Saturday, September 17, 2016

Are Cooks Born or Trained?

Cheddar Potato Soup
How did you get started in the kitchen?  Curiosity?  Necessity?  A cooking class?

For me, it was necessity.  A newly minted college graduate sharing a one-bedroom apartment in New York, I had a low-paying job and a large appetite.  To keep from going hungry, I had to start cooking.  But I didn’t know how to make anything.

Luckily a colleague invited me to dinner at her apartment.  A few years older and seasoned in the kitchen, she showed me how to whip up a pot of Spaghetti with Garlic Sauce.  Although I had never eaten this dish before, it immediately became a weekly, if not daily, dinner.

The lesson most people would take away from this experience would be to take a cooking class.  Obviously by watching someone else make a recipe, I could follow their lead and have success.  After all, I had already done it once. 

Ornery as I am, though, I decided to skip the human contact aspect of the equation.  I would simply open a cookbook, pick a recipe and follow the directions as best I could.  For some reason I trusted that any recipe that was printed in a book would work.  Soon enough I realized that’s not true, but I didn’t change my approach.  I just became more careful about what cookbooks I bought.

Over the years I taught myself to cook.  Ultimately that’s how my first cookbook,  "Help! My Apartment Has a Kitchen!" came about.  I had tried to teach my co-author son Kevin how to cook, but all he wanted to master was the Chocolate Chip Cookie recipe.  I showed him how, and that was it for personal cooking lessons.  He finally learned, like I did, by trying out recipes.  But in his case there was the incentive of a publisher’s paycheck at the other end.
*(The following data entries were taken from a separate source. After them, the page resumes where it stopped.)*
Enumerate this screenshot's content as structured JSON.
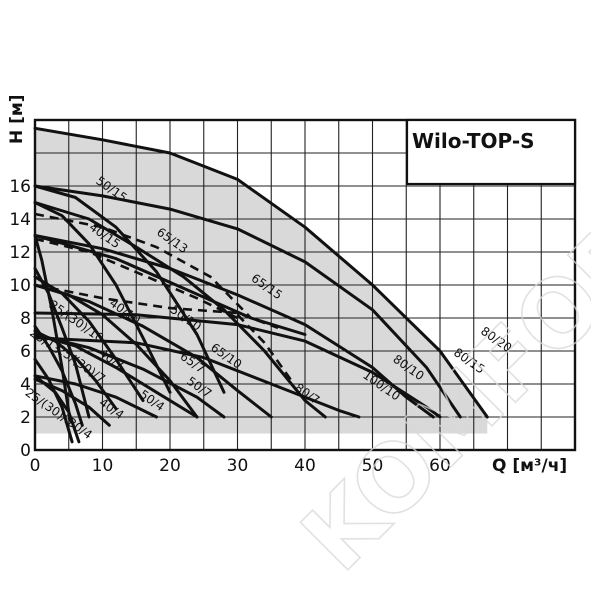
{
  "chart_data": {
    "type": "line",
    "title": "Wilo-TOP-S",
    "xlabel": "Q [м³/ч]",
    "ylabel": "H [м]",
    "xlim": [
      0,
      80
    ],
    "ylim": [
      0,
      20
    ],
    "x_ticks": [
      "0",
      "10",
      "20",
      "30",
      "40",
      "50",
      "60"
    ],
    "y_ticks": [
      "0",
      "2",
      "4",
      "6",
      "8",
      "10",
      "12",
      "14",
      "16"
    ],
    "grid": true,
    "shaded_region": "operating-area",
    "watermark": "KOMFORT.RU",
    "series": [
      {
        "name": "80/20",
        "label_at": [
          68,
          6.5
        ],
        "points": [
          [
            0,
            19.5
          ],
          [
            10,
            18.8
          ],
          [
            20,
            18
          ],
          [
            30,
            16.4
          ],
          [
            40,
            13.5
          ],
          [
            50,
            10
          ],
          [
            60,
            6
          ],
          [
            67,
            2
          ]
        ]
      },
      {
        "name": "80/15",
        "label_at": [
          64,
          5.2
        ],
        "points": [
          [
            0,
            16
          ],
          [
            10,
            15.4
          ],
          [
            20,
            14.6
          ],
          [
            30,
            13.4
          ],
          [
            40,
            11.4
          ],
          [
            50,
            8.5
          ],
          [
            58,
            5
          ],
          [
            63,
            2
          ]
        ]
      },
      {
        "name": "80/10",
        "label_at": [
          55,
          4.8
        ],
        "points": [
          [
            0,
            13
          ],
          [
            10,
            12.2
          ],
          [
            20,
            11
          ],
          [
            30,
            9.4
          ],
          [
            40,
            7.6
          ],
          [
            50,
            5
          ],
          [
            55,
            3.2
          ],
          [
            59,
            2
          ]
        ]
      },
      {
        "name": "100/10",
        "label_at": [
          51,
          3.7
        ],
        "points": [
          [
            0,
            8.3
          ],
          [
            15,
            8.2
          ],
          [
            30,
            7.6
          ],
          [
            40,
            6.6
          ],
          [
            50,
            4.7
          ],
          [
            58,
            2.6
          ],
          [
            60,
            2
          ]
        ]
      },
      {
        "name": "80/7",
        "label_at": [
          40,
          3.2
        ],
        "points": [
          [
            0,
            6.8
          ],
          [
            15,
            6.5
          ],
          [
            25,
            5.6
          ],
          [
            35,
            4
          ],
          [
            45,
            2.4
          ],
          [
            48,
            2
          ]
        ]
      },
      {
        "name": "65/15",
        "label_at": [
          34,
          9.7
        ],
        "points": [
          [
            0,
            15
          ],
          [
            8,
            14
          ],
          [
            15,
            12.3
          ],
          [
            22,
            10.5
          ],
          [
            28,
            8.5
          ],
          [
            34,
            6
          ],
          [
            40,
            3
          ],
          [
            43,
            2
          ]
        ]
      },
      {
        "name": "65/13",
        "label_at": [
          20,
          12.5
        ],
        "points": [
          [
            0,
            13
          ],
          [
            12,
            11.6
          ],
          [
            22,
            9.8
          ],
          [
            32,
            8
          ],
          [
            40,
            7
          ]
        ]
      },
      {
        "name": "65/10",
        "label_at": [
          28,
          5.5
        ],
        "points": [
          [
            0,
            10
          ],
          [
            8,
            9
          ],
          [
            16,
            7.5
          ],
          [
            24,
            5.6
          ],
          [
            30,
            3.6
          ],
          [
            35,
            2
          ]
        ]
      },
      {
        "name": "65/7",
        "label_at": [
          23,
          5.1
        ],
        "points": [
          [
            0,
            7
          ],
          [
            8,
            6.2
          ],
          [
            16,
            4.9
          ],
          [
            24,
            3.2
          ],
          [
            28,
            2
          ]
        ]
      },
      {
        "name": "50/15",
        "label_at": [
          11,
          15.6
        ],
        "points": [
          [
            0,
            16
          ],
          [
            6,
            15.3
          ],
          [
            12,
            13.5
          ],
          [
            18,
            10.8
          ],
          [
            24,
            7
          ],
          [
            28,
            3.5
          ]
        ]
      },
      {
        "name": "40/15",
        "label_at": [
          10,
          12.8
        ],
        "points": [
          [
            0,
            15
          ],
          [
            4,
            14.2
          ],
          [
            8,
            12.5
          ],
          [
            12,
            10
          ],
          [
            16,
            6.8
          ],
          [
            20,
            3.5
          ]
        ]
      },
      {
        "name": "50/10",
        "label_at": [
          22,
          7.8
        ],
        "points": [
          [
            0,
            10
          ],
          [
            5,
            9.4
          ],
          [
            10,
            8.2
          ],
          [
            15,
            6.4
          ],
          [
            20,
            4.2
          ],
          [
            24,
            2
          ]
        ]
      },
      {
        "name": "40/10",
        "label_at": [
          13,
          8.2
        ],
        "points": [
          [
            0,
            10.5
          ],
          [
            4,
            9.5
          ],
          [
            8,
            7.8
          ],
          [
            12,
            5.5
          ],
          [
            16,
            3
          ]
        ]
      },
      {
        "name": "50/7",
        "label_at": [
          24,
          3.6
        ],
        "points": [
          [
            0,
            7
          ],
          [
            6,
            6.3
          ],
          [
            12,
            5
          ],
          [
            18,
            3.5
          ],
          [
            24,
            2
          ]
        ]
      },
      {
        "name": "50/4",
        "label_at": [
          17,
          2.8
        ],
        "points": [
          [
            0,
            4.5
          ],
          [
            6,
            4
          ],
          [
            12,
            3.2
          ],
          [
            18,
            2
          ]
        ]
      },
      {
        "name": "40/7",
        "label_at": [
          11,
          5.3
        ],
        "points": [
          [
            0,
            7.2
          ],
          [
            3,
            6.6
          ],
          [
            6,
            5.6
          ],
          [
            9,
            4.2
          ],
          [
            12,
            2.5
          ]
        ]
      },
      {
        "name": "40/4",
        "label_at": [
          11,
          2.3
        ],
        "points": [
          [
            0,
            4.3
          ],
          [
            4,
            3.6
          ],
          [
            8,
            2.6
          ],
          [
            11,
            1.5
          ]
        ]
      },
      {
        "name": "25/(30)/10",
        "label_at": [
          5.8,
          7.6
        ],
        "points": [
          [
            0,
            11
          ],
          [
            2,
            9.5
          ],
          [
            4,
            7.4
          ],
          [
            6,
            5.2
          ],
          [
            8,
            2
          ]
        ]
      },
      {
        "name": "25/(30)/7",
        "label_at": [
          6.5,
          5.0
        ],
        "points": [
          [
            0,
            7.5
          ],
          [
            2,
            6.3
          ],
          [
            4,
            4.8
          ],
          [
            6,
            2.8
          ],
          [
            7,
            1.5
          ]
        ]
      },
      {
        "name": "25/13",
        "label_at": [
          1.2,
          6.4
        ],
        "points": [
          [
            0,
            13
          ],
          [
            1,
            11.5
          ],
          [
            2.5,
            8.5
          ],
          [
            4,
            5
          ],
          [
            5.2,
            1.8
          ]
        ]
      },
      {
        "name": "25/(30)/5",
        "label_at": [
          1.8,
          2.4
        ],
        "points": [
          [
            0,
            5.5
          ],
          [
            2,
            4.3
          ],
          [
            4,
            2.6
          ],
          [
            5.5,
            0.5
          ]
        ]
      },
      {
        "name": "30/4",
        "label_at": [
          6.3,
          1.1
        ],
        "points": [
          [
            0,
            4.5
          ],
          [
            3,
            3.5
          ],
          [
            5,
            2.3
          ],
          [
            6.5,
            0.5
          ]
        ]
      }
    ],
    "dashed_series": [
      {
        "name": "boundary-1",
        "points": [
          [
            0,
            14.3
          ],
          [
            10,
            13.5
          ],
          [
            18,
            12.3
          ],
          [
            26,
            10.5
          ],
          [
            32,
            8
          ]
        ]
      },
      {
        "name": "boundary-2",
        "points": [
          [
            0,
            12.8
          ],
          [
            8,
            12
          ],
          [
            16,
            10.6
          ],
          [
            24,
            9.2
          ],
          [
            30,
            8
          ]
        ]
      },
      {
        "name": "boundary-3",
        "points": [
          [
            0,
            10
          ],
          [
            10,
            9.2
          ],
          [
            20,
            8.6
          ],
          [
            30,
            8.3
          ],
          [
            36,
            7.4
          ]
        ]
      },
      {
        "name": "boundary-4",
        "points": [
          [
            30,
            8.2
          ],
          [
            34,
            6.5
          ],
          [
            38,
            4.2
          ]
        ]
      }
    ]
  }
}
Here is one of his favorite recipes from that first cookbook. 
Cheddar Potato Soup – serves 2 as a meal, 3 as a soup (adapted from  "Help! My Apartment Has a Kitchen!") 
1 tablespoon butter 
1 medium onion, thinly sliced 
1 tablespoon flour 
1 14-ounce can chicken, beef or vegetable broth plus 1 can water or 1 1/2 tablespoons
     chicken, beef or vegetable broth
 concentrate plus 3 1/2 cups water  
1 large potato, peeled and cut into 1/2-inch cubes 
1 cup (4 ounces) shredded Cheddar cheese 
Dash black pepper 
Melt the butter in a medium pot over medium heat.  Add the onion and cook for about 5 minutes, stirring occasionally, until the slices begin to soften.  Add the flour and stir constantly until it is fully absorbed.  Add the broth and water and turn up the heat to high. 
When the soup comes to a boil, add the potato cubes.  When the mixture returns to a boil, cover and turn down the heat to low and cook for about 20 minutes, or until the potatoes are soft enough to be mashed. 
Turn off the heat and, using the back of a large spoon, mash some of the potatoes into the broth.  The rest can remain in cubes to vary the soup’s texture. 
With the heat still off, add the Cheddar cheese and stir for 1 to 2 minutes, or until the cheese has melted.  Season with black pepper and serve.